Monday, August 30, 2021
Immigprof blog has been writing about the impact of the Biden Administration's withdrawal from Afghanistan on military interpreters and others fleeing persecution and violence at the hands of the Taliban. Since Aug. 14, the U.S. has helped more than 114,400 people evacuate Afghanistan -- many of them people who have assisted the U.S. during their 20-years in the country -- on Special Immigrant Visas and humanitarian parole. The news media has shown horrifying images of people trying to flee. This article by Anita Kumar in Politico describes the state resistance to refugee resettlement that awaits those who make it out of their embattled country to the US.
Refugee resettlement is an operation that requires state cooperation with the federal government. It is a case study for immigration federalism (as Stella Burch Elias has written about).

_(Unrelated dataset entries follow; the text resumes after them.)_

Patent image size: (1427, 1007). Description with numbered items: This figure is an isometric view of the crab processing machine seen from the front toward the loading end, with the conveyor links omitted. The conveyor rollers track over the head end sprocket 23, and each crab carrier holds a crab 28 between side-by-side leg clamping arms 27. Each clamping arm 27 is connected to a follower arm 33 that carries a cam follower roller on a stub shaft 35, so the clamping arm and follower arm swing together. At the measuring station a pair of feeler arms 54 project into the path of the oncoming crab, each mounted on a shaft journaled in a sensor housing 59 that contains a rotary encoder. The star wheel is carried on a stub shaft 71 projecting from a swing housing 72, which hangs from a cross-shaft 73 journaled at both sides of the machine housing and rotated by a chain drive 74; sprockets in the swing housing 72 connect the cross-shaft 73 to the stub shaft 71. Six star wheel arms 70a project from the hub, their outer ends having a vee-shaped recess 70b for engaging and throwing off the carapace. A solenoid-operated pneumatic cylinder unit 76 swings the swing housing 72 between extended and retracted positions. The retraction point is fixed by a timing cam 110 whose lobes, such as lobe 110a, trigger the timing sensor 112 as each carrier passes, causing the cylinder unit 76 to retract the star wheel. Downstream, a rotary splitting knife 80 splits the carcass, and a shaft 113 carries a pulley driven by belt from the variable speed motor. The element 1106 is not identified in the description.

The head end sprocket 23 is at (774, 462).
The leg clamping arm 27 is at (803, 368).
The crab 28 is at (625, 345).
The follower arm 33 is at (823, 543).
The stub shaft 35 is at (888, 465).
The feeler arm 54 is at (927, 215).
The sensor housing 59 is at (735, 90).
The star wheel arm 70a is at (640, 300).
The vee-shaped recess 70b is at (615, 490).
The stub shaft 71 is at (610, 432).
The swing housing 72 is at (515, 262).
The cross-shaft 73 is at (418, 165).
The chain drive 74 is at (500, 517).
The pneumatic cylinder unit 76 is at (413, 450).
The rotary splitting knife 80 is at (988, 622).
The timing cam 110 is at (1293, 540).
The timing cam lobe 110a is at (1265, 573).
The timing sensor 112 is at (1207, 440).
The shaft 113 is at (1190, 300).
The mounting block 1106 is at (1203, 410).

The State Department has identified 19 “welcoming” communities where Afghans could settle based on local support, resources, including house, and cost of living.
Only one of those communities has a Republican leader. Indeed, a vocal group of Republican state leaders oppose the resettlement of Afghan refugees in the U.S., claiming the refugees could be dangerous or that admitting them will change the country in ways that are culturally or politically threatening.
For example, Rep. Matt Rosendale of Montana says the chaos in Afghanistan should not be “an excuse to flood” the U.S. with refugees and plans to urge the Montana Governor to reject refugees from resettling in Montana without adequate vetting.
“We have to make sure that the people that enter into our country want to support our country, not want to attack our country.”
The Biden Administration is aware of a parrallel resistance to settling Syrian refugees during the Obama administration. At that time, thirty governors (29 of them Republicans) tried to ban Syrian refugees from entering their states. An executive order during the Trump administration permitted states to oppose refugee resettlement, but it was less successful with nearly all states opting to remain open to refugees who bring resources to revitalize communities struggling with population loss and workforce transitions.